No go with that so I also tried:
decreasing block flushing frequency via dirty_writeback_centisecs/dirty_expire_centisecs....

Code:

etc/sysctl.conf vm.dirty_expire_centisecs = 8000 vm.dirty_writeback_centisecs = 2000

-- Again no go ... smartd disabled etc,, all the original items posted in this post ... well we have this problem at multiple locations running the same configuration ... funny thing is now the ext2FS is spitting out the SCSI I/O errors on dm-2 (lvol10) the postgres mount partition ... but only when doing a dd to the partition ... I tried the irqpoll option for booting, again no go -- it aint a hardware issue as 18 different sites are having the same problem ...

Anyone?? ;-)

d3matt · 10-19-2010, 08:59 AM

I too am seeing this problem on an IBM x226 server that has been running fine for nearly 5 years (without being touched) and now it is scrolling these errors up the console screen:

SCSI error : <0 0 0 0> return code = 0x70000
SCSI error : <0 0 0 0> return code = 0x70000
SCSI error : <0 0 1 0> return code = 0x70000
SCSI error : <0 0 1 0> return code = 0x70000
SCSI error : <0 0 2 0> return code = 0x70000
SCSI error : <0 0 2 0> return code = 0x70000

It has six SCSI disks on a ServeRAID-6i. IBM have swapped out the RAID card and now also the motherboard. All hardware looks fine and is not reporting errors. Server is still in use with 40 users off it and it running fine.
The o/s (RedHat Enterprise 4 AS 2.6.9-22.0.1.EL) boots fine with no errors. Then these SCSI errors start about 20 seconds after the o/s has fully booted.

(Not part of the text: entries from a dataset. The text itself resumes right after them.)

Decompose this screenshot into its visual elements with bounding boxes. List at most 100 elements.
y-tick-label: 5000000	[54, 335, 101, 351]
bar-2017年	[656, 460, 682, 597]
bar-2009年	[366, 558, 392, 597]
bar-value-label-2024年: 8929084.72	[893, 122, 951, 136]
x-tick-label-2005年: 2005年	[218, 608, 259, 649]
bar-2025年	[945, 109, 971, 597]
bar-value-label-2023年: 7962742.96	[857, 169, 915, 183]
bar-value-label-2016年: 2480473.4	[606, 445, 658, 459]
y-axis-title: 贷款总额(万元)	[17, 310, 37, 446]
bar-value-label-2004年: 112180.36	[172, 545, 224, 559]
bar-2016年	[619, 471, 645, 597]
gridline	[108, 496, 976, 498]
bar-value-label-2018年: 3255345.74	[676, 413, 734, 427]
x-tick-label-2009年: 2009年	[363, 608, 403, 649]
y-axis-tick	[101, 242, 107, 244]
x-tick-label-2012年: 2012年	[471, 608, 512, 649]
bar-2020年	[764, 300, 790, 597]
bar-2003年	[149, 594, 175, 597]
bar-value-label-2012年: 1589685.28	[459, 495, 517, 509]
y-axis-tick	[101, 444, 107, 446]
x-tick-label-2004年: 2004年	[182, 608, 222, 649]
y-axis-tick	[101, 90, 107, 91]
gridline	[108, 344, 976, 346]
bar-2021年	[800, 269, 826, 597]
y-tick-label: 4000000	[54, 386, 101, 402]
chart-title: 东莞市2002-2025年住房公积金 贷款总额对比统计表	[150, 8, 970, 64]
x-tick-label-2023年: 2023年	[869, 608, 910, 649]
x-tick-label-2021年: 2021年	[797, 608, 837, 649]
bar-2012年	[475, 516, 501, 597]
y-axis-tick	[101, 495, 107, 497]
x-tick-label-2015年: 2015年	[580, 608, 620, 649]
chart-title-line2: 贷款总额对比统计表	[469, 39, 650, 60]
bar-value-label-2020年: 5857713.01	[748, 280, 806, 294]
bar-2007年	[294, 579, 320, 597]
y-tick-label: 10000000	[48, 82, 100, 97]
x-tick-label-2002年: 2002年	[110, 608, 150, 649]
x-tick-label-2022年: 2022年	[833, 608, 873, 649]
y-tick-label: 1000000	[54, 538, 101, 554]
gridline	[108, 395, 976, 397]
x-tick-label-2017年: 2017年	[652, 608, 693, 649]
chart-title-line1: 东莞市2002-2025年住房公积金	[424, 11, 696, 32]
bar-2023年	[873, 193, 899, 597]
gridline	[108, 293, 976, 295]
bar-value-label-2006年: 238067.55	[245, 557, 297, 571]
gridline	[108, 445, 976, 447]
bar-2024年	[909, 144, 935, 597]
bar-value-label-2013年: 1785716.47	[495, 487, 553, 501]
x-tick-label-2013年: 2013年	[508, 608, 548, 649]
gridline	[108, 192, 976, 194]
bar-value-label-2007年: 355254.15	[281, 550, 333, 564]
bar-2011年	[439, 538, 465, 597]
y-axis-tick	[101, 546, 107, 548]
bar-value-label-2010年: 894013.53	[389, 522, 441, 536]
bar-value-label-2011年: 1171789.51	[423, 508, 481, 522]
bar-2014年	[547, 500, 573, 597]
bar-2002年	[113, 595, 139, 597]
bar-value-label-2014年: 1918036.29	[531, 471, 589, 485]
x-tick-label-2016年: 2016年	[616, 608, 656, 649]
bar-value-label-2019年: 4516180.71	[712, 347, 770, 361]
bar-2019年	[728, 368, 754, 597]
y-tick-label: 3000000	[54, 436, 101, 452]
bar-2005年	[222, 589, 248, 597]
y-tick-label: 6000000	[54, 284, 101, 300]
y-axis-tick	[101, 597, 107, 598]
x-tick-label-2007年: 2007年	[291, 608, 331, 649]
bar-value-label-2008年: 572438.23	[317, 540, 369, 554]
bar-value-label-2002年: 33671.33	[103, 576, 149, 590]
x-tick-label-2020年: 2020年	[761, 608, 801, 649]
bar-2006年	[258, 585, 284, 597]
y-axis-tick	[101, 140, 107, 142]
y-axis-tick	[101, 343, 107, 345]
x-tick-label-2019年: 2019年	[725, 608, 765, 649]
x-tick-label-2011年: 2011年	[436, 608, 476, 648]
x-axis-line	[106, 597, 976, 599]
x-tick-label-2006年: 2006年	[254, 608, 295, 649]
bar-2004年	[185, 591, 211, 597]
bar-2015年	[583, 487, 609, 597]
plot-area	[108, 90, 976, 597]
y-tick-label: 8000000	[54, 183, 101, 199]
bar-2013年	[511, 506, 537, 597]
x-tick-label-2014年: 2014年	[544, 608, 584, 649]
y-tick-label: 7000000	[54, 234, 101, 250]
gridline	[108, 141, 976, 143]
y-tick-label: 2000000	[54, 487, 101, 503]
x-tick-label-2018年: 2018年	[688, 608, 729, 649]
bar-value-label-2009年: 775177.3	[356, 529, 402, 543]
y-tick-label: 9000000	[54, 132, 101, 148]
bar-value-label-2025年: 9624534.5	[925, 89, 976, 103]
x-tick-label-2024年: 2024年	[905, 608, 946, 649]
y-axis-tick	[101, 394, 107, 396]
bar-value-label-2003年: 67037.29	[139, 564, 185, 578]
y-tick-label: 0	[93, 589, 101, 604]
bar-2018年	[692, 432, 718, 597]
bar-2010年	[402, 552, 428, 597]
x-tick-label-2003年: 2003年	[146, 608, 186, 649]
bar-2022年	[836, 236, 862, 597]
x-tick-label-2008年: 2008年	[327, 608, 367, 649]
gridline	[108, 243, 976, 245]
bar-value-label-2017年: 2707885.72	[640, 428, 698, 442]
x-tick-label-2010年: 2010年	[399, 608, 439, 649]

Are there any known fixes for this?
I'm just about to look into smartd, but I've seen from many Google searches that this doesn't seem to be the reason.

d3matt · 10-19-2010, 09:32 AM

Can anyone help a Linux beginner? How do I stop smartd, or indeed find if it is running?

There is a smartd.conf file in /etc/.
To stop it, I've tried:

/etc/rc.d/init.d/smartd stop - results in no such file or directory

There is no smartd in the init.d folder. Does this mean it's not running?

Also "smartd" does not exist in the /var/log/messages file, so from all of this do I assume that smartd is not running?

jml75 · 11-02-2010, 10:19 AM

Usualy, when you look for a process, you run the following command : ps aux | grep <name of process>.

In the case of smartd, it would be : ps aux | grep smartd

In /etc/init.d, the script that starts "smartd" is "smartmontools" in Debian Lenny (5.0).

Jonathan

d3matt · 11-03-2010, 04:03 AM

Quote:

Originally Posted by jml75

In the case of smartd, it would be : ps aux | grep smartd

Thank you for your reply.
I did this, but what does the result show?

# ps aux | grep smartd
root 1775 0.0 0.0 5160 660 pts/46 R+ 09:03 0:00 grep smartd

jml75 · 11-03-2010, 08:25 AM

Me, I get :

# ps aux | grep smartd
root 2882 0.0 0.0 3200 696 ? S Nov02 0:00 /usr/sbin/smartd --pidfile /var/run/smartd.pid --interval=1800
root 17439 0.0 0.0 3144 764 pts/0 R+ 09:22 0:00 grep smartd

The first line shows that smartd is running, the second line shows the command you are just running.

What distribution are you using?

I'm using Debian and Ubuntu. On both, to install smartd, I use the following command :

apt-get install smartmontools

What distro are you using?

d3matt · 11-04-2010, 06:17 AM

Quote:

Originally Posted by jml75

What distro are you using?

This server is running RedHat Linux Enterprise AS 4 (2.6.9-22.0.1.EL).

It would seem that in my case smartd is not running.
Many others have found that turning off smartd doesn't get rid of these SCSI error messages.